First, a few facts about our infrastructure. The number of active users of the database is about 15 thousand. The volume of all productive databases, including the replica and standby, is 600 TB, the largest database is 16.5 TB. At the same time, databases are constantly replenished: only in the last year about 120 TB of productive data have been added. The system provides 150 front-servers on the x86 platform. Databases are hosted on 21 IBM platform servers.
')

Front systems, various ABS and banking services are integrated with OpenEdge Progress (BISQUIT IAS) via the Sonic ESB bus. Data is downloaded to QCD through file sharing. Up to a certain point in time, such a solution had two major problems at once - poor performance of uploading information to the corporate data warehouse (QCD) and a long time to perform data reconciliation (reconciliation) with other systems.

Therefore, we began to look for a tool that could speed up these processes.
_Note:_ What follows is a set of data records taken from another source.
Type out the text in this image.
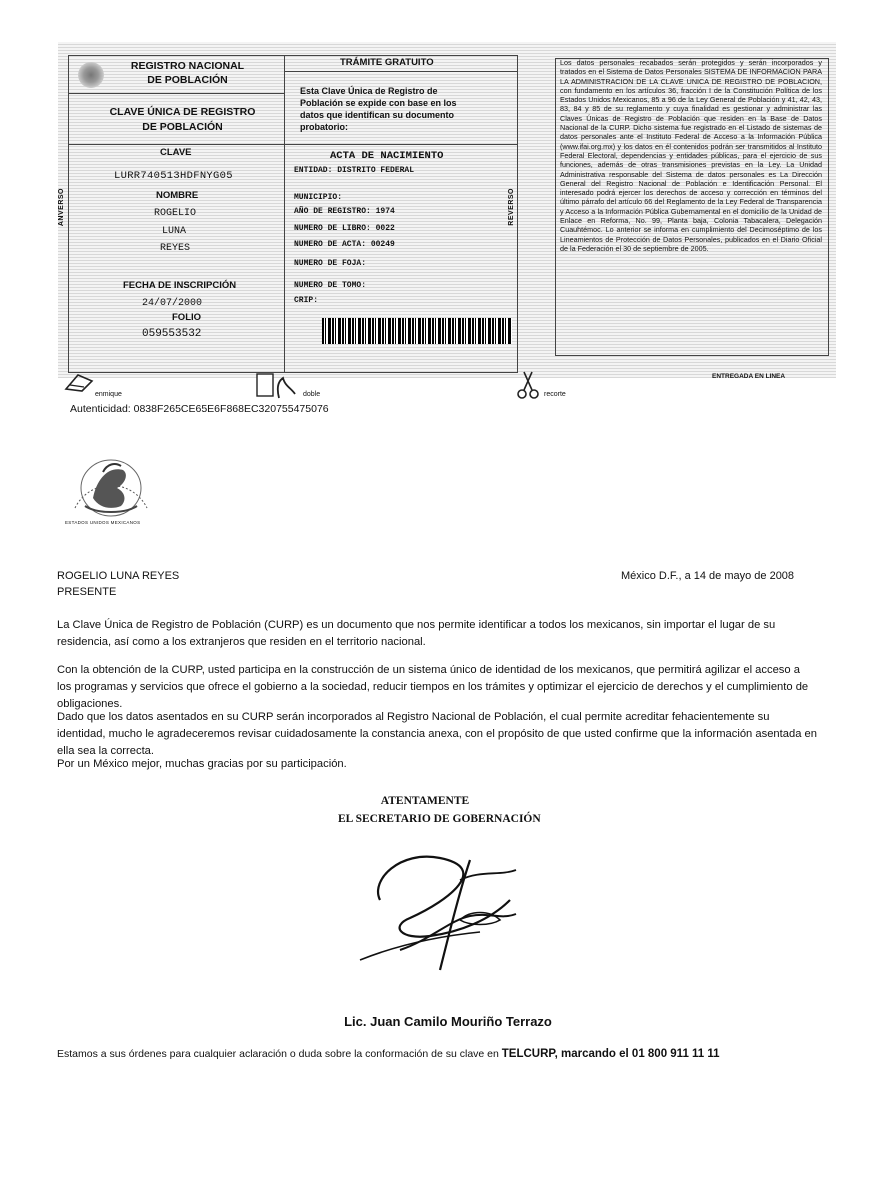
REGISTRO NACIONAL
DE POBLACIÓN
CLAVE ÚNICA DE REGISTRO
DE POBLACIÓN
CLAVE
LURR740513HDFNYG05
NOMBRE
ROGELIO
LUNA
REYES
FECHA DE INSCRIPCIÓN
24/07/2000
FOLIO
059553532
TRÁMITE GRATUITO
Esta Clave Única de Registro de Población se expide con base en los datos que identifican su documento probatorio:
ACTA DE NACIMIENTO
ENTIDAD: DISTRITO FEDERAL
MUNICIPIO:
AÑO DE REGISTRO: 1974
NUMERO DE LIBRO: 0022
NUMERO DE ACTA: 00249
NUMERO DE FOJA:
NUMERO DE TOMO:
CRIP:
ANVERSO	REVERSO
Los datos personales recabados serán protegidos y serán incorporados y tratados en el Sistema de Datos Personales SISTEMA DE INFORMACION PARA LA ADMINISTRACION DE LA CLAVE UNICA DE REGISTRO DE POBLACION, con fundamento en los artículos 36, fracción I de la Constitución Política de los Estados Unidos Mexicanos, 85 a 96 de la Ley General de Población y 41, 42, 43, 83, 84 y 85 de su reglamento y cuya finalidad es gestionar y administrar las Claves Únicas de Registro de Población que residen en la Base de Datos Nacional de la CURP. Dicho sistema fue registrado en el Listado de sistemas de datos personales ante el Instituto Federal de Acceso a la Información Pública (www.ifai.org.mx) y los datos en él contenidos podrán ser transmitidos al Instituto Federal Electoral, dependencias y entidades públicas, para el ejercicio de sus funciones, además de otras transmisiones previstas en la Ley. La Unidad Administrativa responsable del Sistema de datos personales es La Dirección General del Registro Nacional de Población e Identificación Personal. El interesado podrá ejercer los derechos de acceso y corrección en términos del último párrafo del artículo 66 del Reglamento de la Ley Federal de Transparencia y Acceso a la Información Pública Gubernamental en el domicilio de la Unidad de Enlace en Reforma, No. 99, Planta baja, Colonia Tabacalera, Delegación Cuauhtémoc. Lo anterior se informa en cumplimiento del Decimoséptimo de los Lineamientos de Protección de Datos Personales, publicados en el Diario Oficial de la Federación el 30 de septiembre de 2005.
ENTREGADA EN LINEA
enmique	doble	recorte
Autenticidad: 0838F265CE65E6F868EC320755475076
ESTADOS UNIDOS MEXICANOS
ROGELIO LUNA REYES
PRESENTE
México D.F., a 14 de mayo de 2008
La Clave Única de Registro de Población (CURP) es un documento que nos permite identificar a todos los mexicanos, sin importar el lugar de su residencia, así como a los extranjeros que residen en el territorio nacional.
Con la obtención de la CURP, usted participa en la construcción de un sistema único de identidad de los mexicanos, que permitirá agilizar el acceso a los programas y servicios que ofrece el gobierno a la sociedad, reducir tiempos en los trámites y optimizar el ejercicio de derechos y el cumplimiento de obligaciones.
Dado que los datos asentados en su CURP serán incorporados al Registro Nacional de Población, el cual permite acreditar fehacientemente su identidad, mucho le agradeceremos revisar cuidadosamente la constancia anexa, con el propósito de que usted confirme que la información asentada en ella sea la correcta.
Por un México mejor, muchas gracias por su participación.
ATENTAMENTE
EL SECRETARIO DE GOBERNACIÓN
Lic. Juan Camilo Mouriño Terrazo
Estamos a sus órdenes para cualquier aclaración o duda sobre la conformación de su clave en TELCURP, marcando el 01 800 911 11 11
The solution to both problems was the new Progress OpenEdge product - Pro2 CDC (Change Data Capture). So, let's begin.

Install Progress OpenEdge and Pro2Oracle

For Pro2 Oracle to work on the administrator's Windows computer, it is enough to install the Progress OpenEdge Developer Kit Classroom Edition, which you can download for free. OpenEdge installation directories by default:

DLC: C: \ Progress \ OpenEdge
WRK: C: \ OpenEdge \ WRK

ETL processes require Progress OpenEdge version 11.7+ licenses — namely, OE DataServer for Oracle and 4GL Development System. Pro2 supplies these licenses. For full operation of DataServer for Oracle with a remote Oracle database, Full Oracle Client is installed.

On Oracle, you need to install a version of Oracle Database 12+, create an empty database and add a user (let's call it cdc ).

To install Pro2Oracle, download the latest distribution from the Progress Software download center. Unpack the archive into the C: \ Pro2 directory (to configure Pro2 on Unix, the same distribution kit is used and the same configuration principles apply).

Creating a cdc replication database

The cdc replication database (repl) is used by Pro2 to store configuration information, including a replication map, names of replicable databases and their tables. It also contains a replication queue consisting of notes about the fact that a row in a table has changed in the source database. Data from the replication queue is used by ETL processes to identify the rows that need to be copied to Oracle from the source database.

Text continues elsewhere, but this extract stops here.